I remember the first time I met you. I was seven years old, you came holding the knowledge of freedom. I saw you in the eyes of the other children my age, who had no shoes on their feet. I saw you in the lifeless body of a baby, left on the streets, touched only by the parasites eating away it’s skin. I saw you in these nightmares. I was seven and no one in my school talked about death. I was seven, so I thought that I should not raise any questions. You locked me in my imaginations.

Then, I was nine and you came back. You called me stupid, lazy and a failure because I could not understand what was being taught in school. I tried so hard and yet would fail every Hindi exam. You made me worry about the money being wasted in private school education. You told me that I was unwanted, a burden and I was sad for no reason. But, I was nine and I didn’t know your name, so I couldn’t voice the torments you put in my head. You didn’t leave for the next three years.

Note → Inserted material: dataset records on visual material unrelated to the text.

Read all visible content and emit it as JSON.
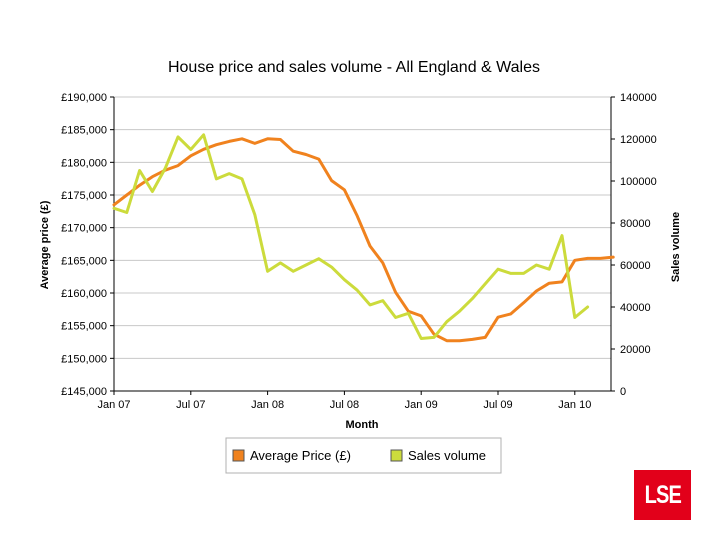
{
  "chart_data": {
    "type": "line",
    "title": "House price and sales volume - All England & Wales",
    "xlabel": "Month",
    "ylabel": "Average price (£)",
    "y2label": "Sales volume",
    "x_ticks": [
      "Jan 07",
      "Jul 07",
      "Jan 08",
      "Jul 08",
      "Jan 09",
      "Jul 09",
      "Jan 10"
    ],
    "y_ticks": [
      "£145,000",
      "£150,000",
      "£155,000",
      "£160,000",
      "£165,000",
      "£170,000",
      "£175,000",
      "£180,000",
      "£185,000",
      "£190,000"
    ],
    "y2_ticks": [
      "0",
      "20000",
      "40000",
      "60000",
      "80000",
      "100000",
      "120000",
      "140000"
    ],
    "ylim": [
      145000,
      190000
    ],
    "y2lim": [
      0,
      140000
    ],
    "x": [
      "Jan 07",
      "Feb 07",
      "Mar 07",
      "Apr 07",
      "May 07",
      "Jun 07",
      "Jul 07",
      "Aug 07",
      "Sep 07",
      "Oct 07",
      "Nov 07",
      "Dec 07",
      "Jan 08",
      "Feb 08",
      "Mar 08",
      "Apr 08",
      "May 08",
      "Jun 08",
      "Jul 08",
      "Aug 08",
      "Sep 08",
      "Oct 08",
      "Nov 08",
      "Dec 08",
      "Jan 09",
      "Feb 09",
      "Mar 09",
      "Apr 09",
      "May 09",
      "Jun 09",
      "Jul 09",
      "Aug 09",
      "Sep 09",
      "Oct 09",
      "Nov 09",
      "Dec 09",
      "Jan 10",
      "Feb 10",
      "Mar 10",
      "Apr 10"
    ],
    "series": [
      {
        "name": "Average Price (£)",
        "axis": "left",
        "color": "#f0821e",
        "values": [
          173500,
          175000,
          176500,
          177800,
          178800,
          179500,
          181000,
          182000,
          182700,
          183200,
          183600,
          182900,
          183600,
          183500,
          181700,
          181200,
          180500,
          177200,
          175800,
          171800,
          167200,
          164600,
          160100,
          157200,
          156500,
          153700,
          152700,
          152700,
          152900,
          153200,
          156300,
          156800,
          158500,
          160300,
          161500,
          161700,
          165000,
          165300,
          165300,
          165500
        ]
      },
      {
        "name": "Sales volume",
        "axis": "right",
        "color": "#ccdb3c",
        "values": [
          87000,
          85000,
          105000,
          95000,
          106000,
          121000,
          115000,
          122000,
          101000,
          103500,
          101000,
          84000,
          57000,
          61000,
          57000,
          60000,
          63000,
          59000,
          53000,
          48000,
          41000,
          43000,
          35000,
          37000,
          25000,
          25500,
          33000,
          38000,
          44000,
          51000,
          58000,
          56000,
          56000,
          60000,
          58000,
          74000,
          35000,
          40000,
          null,
          null
        ]
      }
    ],
    "legend": {
      "position": "bottom",
      "items": [
        "Average Price (£)",
        "Sales volume"
      ]
    }
  },
  "logo": {
    "text": "LSE",
    "color": "#e2001a"
  }
}
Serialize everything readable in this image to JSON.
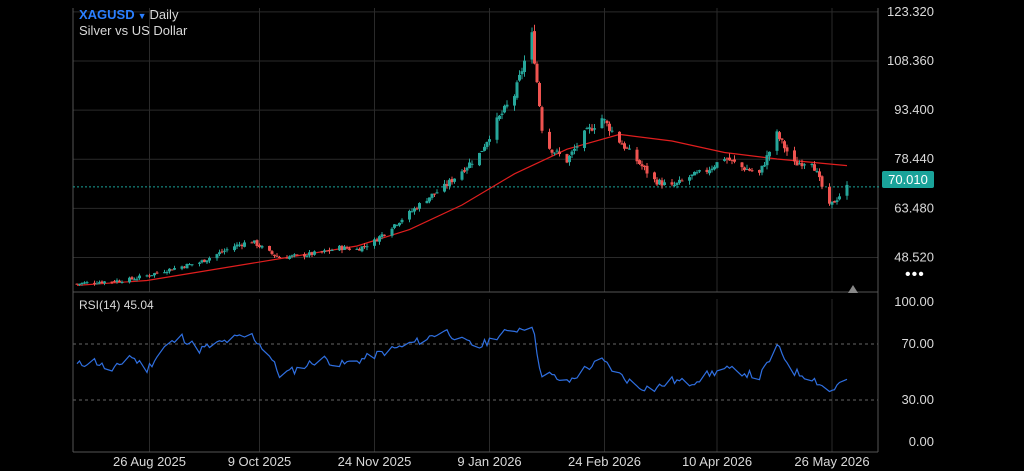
{
  "header": {
    "symbol": "XAGUSD",
    "timeframe": "Daily",
    "description": "Silver vs US Dollar"
  },
  "rsi": {
    "label": "RSI(14)",
    "value": "45.04"
  },
  "last_price": "70.010",
  "colors": {
    "up": "#26a69a",
    "down": "#ef5350",
    "ma": "#e01e1e",
    "rsi": "#2f6fe0",
    "grid": "#2a2a2a",
    "axis": "#555555",
    "badge": "#1aa39a"
  },
  "chart_data": [
    {
      "type": "candlestick",
      "title": "XAGUSD Daily",
      "subtitle": "Silver vs US Dollar",
      "x_ticks": [
        "26 Aug 2025",
        "9 Oct 2025",
        "24 Nov 2025",
        "9 Jan 2026",
        "24 Feb 2026",
        "10 Apr 2026",
        "26 May 2026"
      ],
      "ylim": [
        38.0,
        124.5
      ],
      "y_ticks": [
        48.52,
        63.48,
        78.44,
        93.4,
        108.36,
        123.32
      ],
      "y_tick_labels": [
        "48.520",
        "63.480",
        "78.440",
        "93.400",
        "108.360",
        "123.320"
      ],
      "current_price_line": 70.01,
      "grid": true,
      "moving_average_series": {
        "x": [
          "2025-07-28",
          "2025-08-25",
          "2025-09-22",
          "2025-10-20",
          "2025-11-17",
          "2025-12-08",
          "2025-12-29",
          "2026-01-19",
          "2026-02-09",
          "2026-03-02",
          "2026-03-23",
          "2026-04-13",
          "2026-05-04",
          "2026-05-25",
          "2026-06-01"
        ],
        "values": [
          40.0,
          41.5,
          45.0,
          48.5,
          52.0,
          57.0,
          64.5,
          74.0,
          81.5,
          86.0,
          84.0,
          80.5,
          78.5,
          77.0,
          76.5
        ]
      },
      "close_series": {
        "x": [
          "2025-07-28",
          "2025-08-04",
          "2025-08-11",
          "2025-08-18",
          "2025-08-25",
          "2025-09-01",
          "2025-09-08",
          "2025-09-15",
          "2025-09-22",
          "2025-09-29",
          "2025-10-06",
          "2025-10-13",
          "2025-10-17",
          "2025-10-24",
          "2025-11-03",
          "2025-11-10",
          "2025-11-17",
          "2025-11-24",
          "2025-12-01",
          "2025-12-08",
          "2025-12-15",
          "2025-12-22",
          "2025-12-29",
          "2026-01-05",
          "2026-01-12",
          "2026-01-19",
          "2026-01-26",
          "2026-01-30",
          "2026-02-02",
          "2026-02-09",
          "2026-02-16",
          "2026-02-23",
          "2026-03-02",
          "2026-03-09",
          "2026-03-16",
          "2026-03-23",
          "2026-03-30",
          "2026-04-06",
          "2026-04-13",
          "2026-04-20",
          "2026-04-27",
          "2026-05-04",
          "2026-05-11",
          "2026-05-18",
          "2026-05-25",
          "2026-06-01"
        ],
        "values": [
          40.5,
          41.0,
          41.3,
          41.8,
          43.0,
          44.5,
          45.8,
          47.0,
          49.5,
          52.0,
          53.5,
          50.0,
          48.5,
          49.0,
          50.0,
          51.5,
          51.0,
          53.5,
          58.0,
          62.0,
          66.5,
          70.0,
          75.0,
          80.0,
          90.0,
          98.0,
          116.0,
          88.0,
          82.0,
          78.0,
          86.0,
          91.0,
          84.0,
          78.0,
          72.0,
          70.0,
          73.0,
          75.0,
          79.0,
          76.0,
          74.0,
          86.0,
          77.0,
          78.0,
          64.0,
          70.0
        ]
      }
    },
    {
      "type": "line",
      "title": "RSI(14)",
      "ylim": [
        0,
        100
      ],
      "y_ticks": [
        0,
        30,
        70,
        100
      ],
      "y_tick_labels": [
        "0.00",
        "30.00",
        "70.00",
        "100.00"
      ],
      "reference_lines": [
        30,
        70
      ],
      "series": [
        {
          "name": "RSI(14)",
          "x": [
            "2025-07-28",
            "2025-08-04",
            "2025-08-11",
            "2025-08-18",
            "2025-08-25",
            "2025-09-01",
            "2025-09-08",
            "2025-09-15",
            "2025-09-22",
            "2025-09-29",
            "2025-10-06",
            "2025-10-13",
            "2025-10-17",
            "2025-10-24",
            "2025-11-03",
            "2025-11-10",
            "2025-11-17",
            "2025-11-24",
            "2025-12-01",
            "2025-12-08",
            "2025-12-15",
            "2025-12-22",
            "2025-12-29",
            "2026-01-05",
            "2026-01-12",
            "2026-01-19",
            "2026-01-26",
            "2026-01-30",
            "2026-02-02",
            "2026-02-09",
            "2026-02-16",
            "2026-02-23",
            "2026-03-02",
            "2026-03-09",
            "2026-03-16",
            "2026-03-23",
            "2026-03-30",
            "2026-04-06",
            "2026-04-13",
            "2026-04-20",
            "2026-04-27",
            "2026-05-04",
            "2026-05-11",
            "2026-05-18",
            "2026-05-25",
            "2026-06-01"
          ],
          "values": [
            55,
            58,
            50,
            62,
            52,
            68,
            75,
            66,
            70,
            74,
            76,
            62,
            48,
            52,
            60,
            55,
            58,
            62,
            66,
            70,
            74,
            80,
            72,
            68,
            76,
            80,
            84,
            46,
            48,
            42,
            52,
            58,
            48,
            40,
            38,
            44,
            42,
            48,
            52,
            50,
            46,
            68,
            50,
            46,
            36,
            45.04
          ]
        }
      ]
    }
  ]
}
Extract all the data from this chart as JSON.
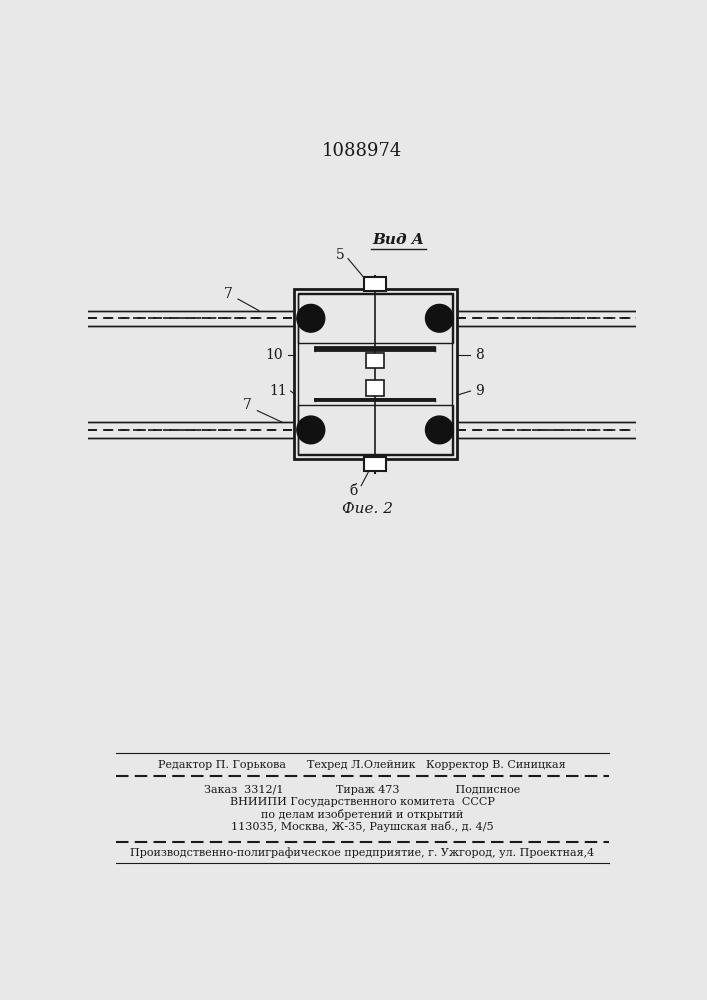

Then, I was thirteen. You showed up with a gift and pressed it against my skin. I watched the blood drip. I was in so much pain, yet it was nothing compared to how much you screamed inside my head. It was too painful to bleed and I wanted to stop, but you would not stop until you held my body in your hands. Then, I was fifteen. I lost myself in religion and almost defeated you. You, the egomaniac, could not handle the defeat. You loved me so much you drew a curtain over my eyes of dying children in Syria, Egypt and Palestine and I felt their deaths as if they were my own children. I couldn’t cry enough, I wanted to scream in pain. And still, no one at school talked about death.

Then I was seventeen, eighteen and nineteen. Depression, you will not rest until you take away my family, my friends, my success, my ambitions, my life. You shaped my history and became a replacement for the love that I lost. Your roots are tangled so tightly with my childhood. You are the only friend I recognise and I see you in my reflection, in my shadow, in my nightmares. Yours is the voice that burns and withers in my head. You know me as deeply as I know you.

Now look at me, how I am breaking your chains. I am defeating you once again. Are you shocked to see that I have not given up? I unlocked my door and ignited my shame. The solution was just that simple, I had to learn how to pronounce your name.

Yours, I will never be. You will never hold the power to finish my story. This time, it is you who has failed. You will not be missed.